Ascaride, 57, was nominated for a 2011 best-actress César (the French Oscar equivalent) for "Snows," a family and labor-movement drama set in Marseille, France. The film reteams Ascaride professionally with her director husband, Robert Guédiguian, actors Jean-Pierre Darroussin and Gérard Meylan, and screenwriter Jean-Louis Milesi.
The group has made several films, including the unconventional 1997 romance "Marius and Jeannette," for which Ascaride won a best-actress César. Downs showed "Marius and Jeannette" last year.
Milesi, now a Berkeley resident, came to the festival last year and will appear Friday with "Snows." He said French audiences have been loyal to Ascaride and the filmmaking team for the past 20 years.
"I think that a part of the audience loves the fidelity between Robert and Ariane, and between Robert and Darroussin or Meylan," Milesi wrote via email. "The audience loves the idea of a band, a tribe. People love to see Ariane as a mirror she is like a neighbor, someone we can meet in the street, at the bakery."
Ascaride plays the wife of a dockworker union rep (Darroussin) who gets laid off and then becomes the target of a robbery related to the layoffs.
Ascaride's role has all the hallmarks of a supporting role, especially since the wife, Marie-Claire, once gave up nursing school to raise a family. But the role becomes richer, through Ascaride's wise expressions and Marie-Claire's reaffirmation, as she celebrates her 30th wedding anniversary, that family was the most important aspect of her life.
(Marie-Claire also has maintained her figure and a nice sense of style, which the audience notices before a flirty young waiter in the film points it out.)
"We believe that ordinary people are smooth, featureless, but of course it's not true," Milesi said. "We feel that during the time her husband fights for other people, this woman fights every day for her family. At the end, they fight for the same thing."
The ordinary, or "the real" of female lives might reach the fore more often in French cinema because the country has more prominent female directors.
Stories of interior lives draw women behind the camera as well as in front of it. Female directors also enjoy a long history in France.

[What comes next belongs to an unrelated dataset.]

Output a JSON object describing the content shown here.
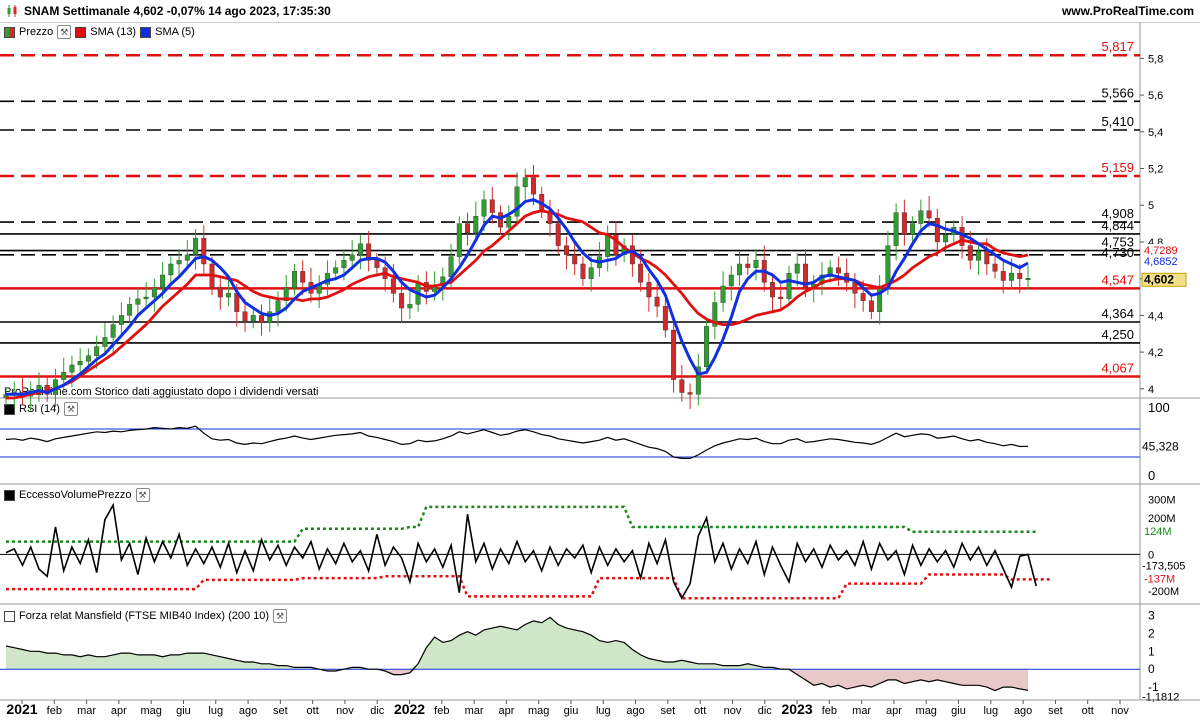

Agnès Varda is one of the country's most acclaimed living directors, and Claire Denis, two decades younger, is a familiar name internationally.
Downs noted that women directed five films in her festival. These include "Polisse" (playing June 24), an action thriller Downs believed was the best French film of 2011, with apologies to César- and Oscar-winner "The Artist."
"Artist" star Jean Dujardin, beloved in France for broad comedy, turns serious in "A View of Love." The romantic thriller, directed by Nicole Garcia, will screen Saturday night at the festival.
"It took a woman to direct Jean Dujardin in a drama," Downs said with a laugh.
Like many female French directors, Garcia also acts. She appears in the mystery "38 Witnesses," showing June 23 and 24 at the Sacramento French Film Festival.
"And they do not direct just because they can't get roles," Downs said of female actors turned directors. "Because they can get roles."
But the French film industry, though clearly open to complex roles for women, is not age- or looks-blind, veteran screenwriter Milesi pointed out.
Actress-director Josiane Balasko ("French Twist"), for example, started writing and directing films "because nobody wanted to write a complex character that will be played by" an overweight woman, Milesi said.
Added Milesi: "I think it is not easy for an actress to age, even in France."
And the factors that allow women to blossom in French film do not always translate well.
"When you see these French actresses who make it to Hollywood, when they play in American films, it is always like the beautiful French girl or the wife," Downs said. "Nobody ever gives them, in Hollywood, a role that really matters."
SACRAMENTO FRENCH FILM FESTIVAL
When: Friday through next Sunday, and June 21 and 23-24
Where: Crest Theatre, 1013 K St., Sacramento
Cost: Single tickets are $11 ($10 for students, seniors, EFSac, Alliance Française, Club Français, Jewish Film Festival members). Multiday passes also are available.